— Harga kontrak crude palm oil (CPO) di Bursa Malaysia Derivatives (BMD) mengalami penurunan tajam pada perdagangan Rabu (26/8/2026). Tekanan terhadap harga komoditas ini berasal dari kombinasi sentimen negatif, termasuk penguatan nilai tukar ringgit Malaysia, pelemahan harga minyak kedelai di Chicago, serta kekhawatiran mengenai permintaan global dan melimpahnya pasokan.

Berdasarkan data dari Bursa Malaysia Derivatives, kontrak CPO untuk pengiriman September 2026 tercatat jatuh 90 Ringgit Malaysia menjadi 4.630 ringgit Malaysia per ton. Kontrak Oktober 2026 menyusul dengan anjlok 98 ringgit Malaysia menjadi 4.761 ringgit Malaysia per ton.

Penurunan juga terlihat pada kontrak-kontrak berikutnya. Kontrak November 2026 terpangkas 94 ringgit Malaysia menjadi 4.852 ringgit Malaysia per ton, sementara kontrak Desember 2026 ambles 82 ringgit Malaysia menjadi 4.931 ringgit Malaysia per ton. Untuk kontrak Januari 2027, harga jatuh 68 ringgit Malaysia menjadi 4.996 ringgit Malaysia per ton, dan kontrak Februari 2027 terkoreksi 58 ringgit Malaysia menjadi 5.041 ringgit Malaysia per ton.

Kontrak berjangka minyak sawit Malaysia melanjutkan tren penurunannya, diperdagangkan di bawah level 4.900 Ringgit Malaysia per ton dan menyentuh level terendah dalam sepekan terakhir. Penurunan ini terjadi setelah pelaku pasar kembali aktif pasca libur.

Sentimen pasar yang menekan harga CPO dipicu oleh penguatan ringgit Malaysia dan pelemahan harga minyak kedelai di bursa Chicago. Selain itu, penurunan harga minyak mentah dunia juga turut menambah tekanan, terutama setelah muncul harapan mengenai potensi dibukanya kembali Selat Hormuz.
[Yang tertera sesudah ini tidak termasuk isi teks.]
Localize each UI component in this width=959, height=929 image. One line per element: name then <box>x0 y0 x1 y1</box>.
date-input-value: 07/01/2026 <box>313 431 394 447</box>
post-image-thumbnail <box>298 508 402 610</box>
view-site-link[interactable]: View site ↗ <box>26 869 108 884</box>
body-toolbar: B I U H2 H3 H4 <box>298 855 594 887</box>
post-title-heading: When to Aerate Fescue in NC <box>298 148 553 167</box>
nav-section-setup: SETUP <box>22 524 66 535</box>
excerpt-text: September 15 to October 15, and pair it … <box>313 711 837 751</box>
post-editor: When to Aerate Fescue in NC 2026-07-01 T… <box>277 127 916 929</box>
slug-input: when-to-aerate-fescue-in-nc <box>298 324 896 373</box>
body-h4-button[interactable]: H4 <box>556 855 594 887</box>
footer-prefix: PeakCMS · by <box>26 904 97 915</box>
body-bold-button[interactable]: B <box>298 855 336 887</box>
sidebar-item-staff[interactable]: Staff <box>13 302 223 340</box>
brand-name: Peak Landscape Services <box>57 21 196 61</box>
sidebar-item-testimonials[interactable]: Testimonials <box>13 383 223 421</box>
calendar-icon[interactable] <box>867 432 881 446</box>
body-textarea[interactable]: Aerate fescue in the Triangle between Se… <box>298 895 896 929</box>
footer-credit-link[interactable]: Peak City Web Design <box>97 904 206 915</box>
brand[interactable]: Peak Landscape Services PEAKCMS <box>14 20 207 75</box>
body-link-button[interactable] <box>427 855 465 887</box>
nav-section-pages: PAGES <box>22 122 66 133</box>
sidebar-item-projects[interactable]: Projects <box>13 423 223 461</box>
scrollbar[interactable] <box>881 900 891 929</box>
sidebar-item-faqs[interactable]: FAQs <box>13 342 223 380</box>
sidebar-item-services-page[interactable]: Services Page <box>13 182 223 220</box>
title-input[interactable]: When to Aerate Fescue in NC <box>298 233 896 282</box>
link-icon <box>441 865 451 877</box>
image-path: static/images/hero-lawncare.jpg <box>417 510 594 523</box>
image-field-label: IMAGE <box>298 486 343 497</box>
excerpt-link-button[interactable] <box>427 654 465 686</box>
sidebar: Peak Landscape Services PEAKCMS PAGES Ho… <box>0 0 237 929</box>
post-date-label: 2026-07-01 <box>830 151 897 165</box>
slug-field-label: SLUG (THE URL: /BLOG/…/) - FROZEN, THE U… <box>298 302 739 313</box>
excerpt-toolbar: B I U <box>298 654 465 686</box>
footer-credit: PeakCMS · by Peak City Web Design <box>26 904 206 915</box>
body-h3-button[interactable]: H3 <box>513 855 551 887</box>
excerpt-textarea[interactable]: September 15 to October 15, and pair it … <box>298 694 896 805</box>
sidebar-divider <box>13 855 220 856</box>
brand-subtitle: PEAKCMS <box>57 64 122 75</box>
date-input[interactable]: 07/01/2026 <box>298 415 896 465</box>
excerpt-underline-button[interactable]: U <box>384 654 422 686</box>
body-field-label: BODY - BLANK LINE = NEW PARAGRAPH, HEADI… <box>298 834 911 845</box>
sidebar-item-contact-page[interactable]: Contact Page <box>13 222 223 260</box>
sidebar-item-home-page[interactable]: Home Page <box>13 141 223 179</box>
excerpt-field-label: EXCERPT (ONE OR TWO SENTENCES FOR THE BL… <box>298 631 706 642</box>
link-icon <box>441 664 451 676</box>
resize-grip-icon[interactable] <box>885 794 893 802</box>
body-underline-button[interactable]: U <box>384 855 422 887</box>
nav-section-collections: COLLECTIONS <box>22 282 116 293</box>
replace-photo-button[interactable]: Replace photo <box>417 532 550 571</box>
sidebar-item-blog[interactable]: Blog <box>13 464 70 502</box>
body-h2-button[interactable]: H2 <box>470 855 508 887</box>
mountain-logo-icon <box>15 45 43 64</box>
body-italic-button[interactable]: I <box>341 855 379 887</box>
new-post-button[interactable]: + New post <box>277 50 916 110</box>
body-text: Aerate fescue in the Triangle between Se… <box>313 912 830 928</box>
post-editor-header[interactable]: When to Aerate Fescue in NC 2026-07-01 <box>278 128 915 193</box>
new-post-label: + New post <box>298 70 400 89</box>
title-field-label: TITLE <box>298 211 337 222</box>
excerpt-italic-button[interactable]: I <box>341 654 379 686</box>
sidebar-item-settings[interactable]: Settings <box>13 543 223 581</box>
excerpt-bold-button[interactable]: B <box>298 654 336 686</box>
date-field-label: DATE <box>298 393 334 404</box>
Kekhawatiran terhadap permintaan global turut membebani harga CPO. Data dari surveyor kargo Intertek Testing Services mencatat bahwa ekspor produk sawit Malaysia selama periode 1 hingga 25 Agustus mengalami penurunan sebesar 20% dibandingkan dengan periode yang sama pada bulan Juli.

Pasokan CPO Berlimpah

Tekanan terhadap harga CPO semakin besar akibat melimpahnya pasokan di Malaysia. Persediaan minyak sawit Malaysia pada bulan Juli dilaporkan meningkat ke level tertinggi dalam lima bulan terakhir.

Di sisi lain, ekspor CPO dan produk sawit dari Indonesia, sebagai produsen terbesar dunia, tercatat mengalami penurunan sebesar 9,2% secara tahunan pada bulan Juni. Hal ini berdasarkan data yang dirilis oleh Gabungan Pengusaha Kelapa Sawit Indonesia (GAPKI).

Meskipun demikian, penurunan harga CPO tertahan oleh beberapa faktor pendukung. Penguatan harga minyak kedelai di Dalian memberikan dukungan terhadap pasar minyak nabati secara keseluruhan.

Pelaku pasar juga secara cermat mencermati potensi berkembangnya fenomena El Nino. Fenomena cuaca ini dikhawatirkan dapat meningkatkan risiko kekeringan dan berpotensi mengganggu produksi kelapa sawit, baik di Indonesia maupun Malaysia.

Selain faktor cuaca, kebijakan penggunaan biodiesel di Indonesia juga menjadi perhatian penting. Pemerintah Indonesia berencana menerapkan kebijakan mandat B50 secara penuh mulai 1 Oktober 2026. Kebijakan ini berpotensi meningkatkan konsumsi minyak sawit domestik dan pada gilirannya mengurangi jumlah pasokan yang tersedia untuk ekspor.

Dengan mempertimbangkan berbagai faktor tersebut, arah pergerakan harga CPO dalam jangka pendek diprediksi masih akan sangat dipengaruhi oleh keseimbangan antara tekanan dari sisi permintaan dan pasokan. Dukungan datang dari prospek peningkatan konsumsi biodiesel serta potensi risiko gangguan produksi akibat perubahan cuaca.